The so-called Gelasian Sacramentary (Latin: Sacramentarium Gelasianum) is a book of Christian liturgy, containing the priest's part in celebrating the Eucharist. It is the second oldest western liturgical book that has survived: only the Verona Sacramentary is older.

The book exists in several manuscripts, the oldest of which is an 8th-century manuscript in the Vatican Library, acquired from the library of Queen Christina of Sweden (thus MS Reginensis 316); in German scholarship this is referred to as the Altgelasianum, and is considered the sacramentary used by Saint Boniface in his mid-8th century mission on the European continent. This is the most important surviving Merovingian illuminated manuscript, and shows a synthesis of Late Antique conventions with "barbarian" migration period art motifs comparable to the better known insular art of Britain and Ireland.

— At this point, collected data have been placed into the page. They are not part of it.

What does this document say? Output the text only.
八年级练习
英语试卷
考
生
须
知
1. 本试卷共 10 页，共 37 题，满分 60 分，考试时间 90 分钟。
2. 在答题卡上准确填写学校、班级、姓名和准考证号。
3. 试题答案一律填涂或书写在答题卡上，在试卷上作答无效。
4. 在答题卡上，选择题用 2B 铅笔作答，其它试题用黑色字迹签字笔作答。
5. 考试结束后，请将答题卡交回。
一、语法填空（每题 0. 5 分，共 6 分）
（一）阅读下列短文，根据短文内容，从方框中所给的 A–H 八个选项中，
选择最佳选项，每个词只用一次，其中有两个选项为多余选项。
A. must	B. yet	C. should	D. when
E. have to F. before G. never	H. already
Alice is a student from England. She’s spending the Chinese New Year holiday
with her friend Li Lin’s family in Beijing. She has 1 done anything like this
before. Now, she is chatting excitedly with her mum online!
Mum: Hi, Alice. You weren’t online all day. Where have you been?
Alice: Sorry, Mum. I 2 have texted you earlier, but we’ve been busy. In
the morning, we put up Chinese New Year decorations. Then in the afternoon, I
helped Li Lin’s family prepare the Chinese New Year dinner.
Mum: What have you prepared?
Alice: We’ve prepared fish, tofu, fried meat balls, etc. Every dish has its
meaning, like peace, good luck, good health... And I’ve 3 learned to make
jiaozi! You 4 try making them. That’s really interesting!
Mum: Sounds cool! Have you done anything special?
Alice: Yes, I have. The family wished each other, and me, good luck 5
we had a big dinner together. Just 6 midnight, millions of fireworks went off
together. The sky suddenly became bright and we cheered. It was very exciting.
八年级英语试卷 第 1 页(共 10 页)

In none of its old manuscripts does the book bear the name of Gelasius but is simply called Liber sacramentorum Romanae ecclesiae ("Book of Sacraments of the Church of Rome"). However, an old tradition linked the book to Pope Gelasius I, apparently based on Walafrid Strabo's ascription of what is evidently this book to the 5th-century pope. The sacramentary was compiled near Paris around 750, and it contains a mixture of Gallican and Roman elements [1]. The dating of the liturgical contents are not based on characteristics of the surviving manuscript itself (ca 750): most of its liturgy reflects the mix of Roman and Gallican practice inherited from the Merovingian church. In 785-6 the reforms of Pope Gregory I, Gregory the Great, were supplied to Charlemagne by Pope Hadrian I. The spurious ascription to Gelasius gave an added authority to the contents, which are an important document of pre-Gregorian liturgy.